Troubleshooting common ELB issues with Athena

  1. Why are users seeing 4xx or 5xx errors?
SELECT
  elb_status_code,
  target_status_code,
  COUNT(*) AS requests
FROM alb_access_logs
WHERE elb_status_code >= 400
GROUP BY 1, 2
ORDER BY requests DESC;

This quickly tells you whether:

  • The load balancer itself is failing (400,404, 502, 503)
  • Or the targets are returning errors (400,404, 500, 504)
List error greater than or equal to 400
  1. Which clients are hammering the service?
SELECT
  client_ip,
  COUNT(*) AS request_count
FROM alb_access_logs
GROUP BY client_ip
ORDER BY request_count DESC
LIMIT 20;

Useful for:

  • Identifying abusive clients
  • Spotting misconfigured crawlers
  • Confirming traffic spikes are real
List top clients
  1. Are slow requests caused by the backend?
SELECT
  request_url,
  target_processing_time,
  elb_status_code,
  target_status_code
FROM alb_access_logs
WHERE target_processing_time > 1
ORDER BY target_processing_time DESC
LIMIT 50;

If target_processing_time is high, the problem is almost certainly behind the load balancer.

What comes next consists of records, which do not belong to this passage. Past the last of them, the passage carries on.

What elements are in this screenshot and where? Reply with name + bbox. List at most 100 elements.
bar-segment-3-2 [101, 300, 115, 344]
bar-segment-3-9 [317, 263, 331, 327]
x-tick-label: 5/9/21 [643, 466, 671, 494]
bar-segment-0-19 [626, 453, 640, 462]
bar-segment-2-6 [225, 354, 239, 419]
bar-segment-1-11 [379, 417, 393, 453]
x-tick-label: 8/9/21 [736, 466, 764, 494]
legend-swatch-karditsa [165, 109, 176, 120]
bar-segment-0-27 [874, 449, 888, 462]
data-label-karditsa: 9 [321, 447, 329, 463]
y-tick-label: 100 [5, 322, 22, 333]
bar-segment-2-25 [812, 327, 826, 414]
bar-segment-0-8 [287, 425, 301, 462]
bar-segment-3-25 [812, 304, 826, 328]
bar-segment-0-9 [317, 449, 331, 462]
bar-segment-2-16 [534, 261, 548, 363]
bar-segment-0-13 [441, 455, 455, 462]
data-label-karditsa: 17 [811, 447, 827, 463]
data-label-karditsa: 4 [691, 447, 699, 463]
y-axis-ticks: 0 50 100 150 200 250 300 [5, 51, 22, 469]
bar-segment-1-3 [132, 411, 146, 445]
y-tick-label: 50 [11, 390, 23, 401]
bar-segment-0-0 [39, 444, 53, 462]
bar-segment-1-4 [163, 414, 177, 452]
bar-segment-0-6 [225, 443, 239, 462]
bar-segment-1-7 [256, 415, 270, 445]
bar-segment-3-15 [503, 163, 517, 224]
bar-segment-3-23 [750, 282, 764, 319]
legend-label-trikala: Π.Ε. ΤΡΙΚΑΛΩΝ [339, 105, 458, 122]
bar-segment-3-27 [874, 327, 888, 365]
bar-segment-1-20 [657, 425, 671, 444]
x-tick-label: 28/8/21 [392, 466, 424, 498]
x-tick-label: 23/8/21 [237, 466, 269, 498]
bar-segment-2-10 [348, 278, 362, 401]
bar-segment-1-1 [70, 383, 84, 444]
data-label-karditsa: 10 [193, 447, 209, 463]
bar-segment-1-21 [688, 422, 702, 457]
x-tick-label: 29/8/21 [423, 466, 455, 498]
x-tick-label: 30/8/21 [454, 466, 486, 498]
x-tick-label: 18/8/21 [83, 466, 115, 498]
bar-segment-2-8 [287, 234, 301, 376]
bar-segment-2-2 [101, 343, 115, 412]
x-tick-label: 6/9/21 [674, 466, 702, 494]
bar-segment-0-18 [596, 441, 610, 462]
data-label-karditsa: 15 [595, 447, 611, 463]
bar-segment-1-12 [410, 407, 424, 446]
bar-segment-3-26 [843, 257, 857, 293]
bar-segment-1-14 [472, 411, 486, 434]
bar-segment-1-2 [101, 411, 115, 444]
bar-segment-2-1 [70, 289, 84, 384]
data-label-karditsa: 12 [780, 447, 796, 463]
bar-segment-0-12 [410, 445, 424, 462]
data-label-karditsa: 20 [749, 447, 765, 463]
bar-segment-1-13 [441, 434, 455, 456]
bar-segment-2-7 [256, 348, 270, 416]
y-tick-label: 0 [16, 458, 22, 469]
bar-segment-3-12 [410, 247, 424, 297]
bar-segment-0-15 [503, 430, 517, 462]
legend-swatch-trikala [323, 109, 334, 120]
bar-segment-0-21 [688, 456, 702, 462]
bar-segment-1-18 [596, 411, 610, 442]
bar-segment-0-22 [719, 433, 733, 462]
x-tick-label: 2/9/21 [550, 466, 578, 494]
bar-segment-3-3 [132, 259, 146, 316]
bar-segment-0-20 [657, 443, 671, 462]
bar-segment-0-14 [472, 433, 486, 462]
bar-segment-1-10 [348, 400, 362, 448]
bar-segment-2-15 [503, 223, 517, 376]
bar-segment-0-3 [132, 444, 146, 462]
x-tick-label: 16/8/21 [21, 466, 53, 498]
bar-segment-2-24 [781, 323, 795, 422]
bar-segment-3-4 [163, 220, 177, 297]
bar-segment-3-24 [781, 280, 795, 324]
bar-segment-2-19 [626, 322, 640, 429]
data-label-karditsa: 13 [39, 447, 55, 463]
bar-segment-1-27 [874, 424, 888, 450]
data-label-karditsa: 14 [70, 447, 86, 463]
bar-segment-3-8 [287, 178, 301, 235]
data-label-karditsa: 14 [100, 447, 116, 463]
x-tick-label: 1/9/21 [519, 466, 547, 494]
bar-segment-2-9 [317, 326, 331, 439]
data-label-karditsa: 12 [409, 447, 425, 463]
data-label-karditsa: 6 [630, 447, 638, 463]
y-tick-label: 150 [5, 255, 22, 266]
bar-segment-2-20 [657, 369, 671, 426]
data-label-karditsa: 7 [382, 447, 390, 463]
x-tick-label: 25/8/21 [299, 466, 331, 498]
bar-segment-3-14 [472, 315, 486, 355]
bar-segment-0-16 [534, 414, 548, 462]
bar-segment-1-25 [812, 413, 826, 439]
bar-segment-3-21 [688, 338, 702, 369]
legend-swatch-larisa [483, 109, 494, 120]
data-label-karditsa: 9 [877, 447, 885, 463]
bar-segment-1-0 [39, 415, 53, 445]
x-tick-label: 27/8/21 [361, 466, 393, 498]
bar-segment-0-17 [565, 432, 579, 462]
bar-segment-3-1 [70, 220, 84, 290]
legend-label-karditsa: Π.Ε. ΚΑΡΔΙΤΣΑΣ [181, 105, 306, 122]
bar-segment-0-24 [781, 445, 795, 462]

  1. What are users actually requesting?
SELECT
  request_verb,
  request_url,
  COUNT(*) AS hits
FROM alb_access_logs
GROUP BY request_verb, request_url
ORDER BY hits DESC
LIMIT 20;

This often reveals:

  • Unexpected endpoints
  • Old clients hitting deprecated paths
  • Health checks you forgot about
List top clients
  1. When did the problem start?
SELECT
  date_trunc('minute', from_iso8601_timestamp(time)) AS minute,
  COUNT(*) AS requests
FROM alb_access_logs
GROUP BY 1
ORDER BY 1 DESC;

This is invaluable when correlating incidents with:

  • Deployments
  • Scaling events
  • Configuration changes

A note on cost and performance

Athena charges by data scanned. As logs grow, so will query cost.

For production setups:

  • Partition logs by year/month/day
  • Use partition projection to avoid manual maintenance

You still get the same queries, just faster and cheaper.

Final thoughts

Athena won’t replace metrics or tracing, but it fills a crucial gap: what actually happened to real traffic.

When someone says “the load balancer is broken”, Athena lets you respond with evidence instead of guesswork. And once you’ve used it a few times, it’s hard to go back.

If you already pay for ELB logs in S3, you might as well squeeze every last bit of value out of them.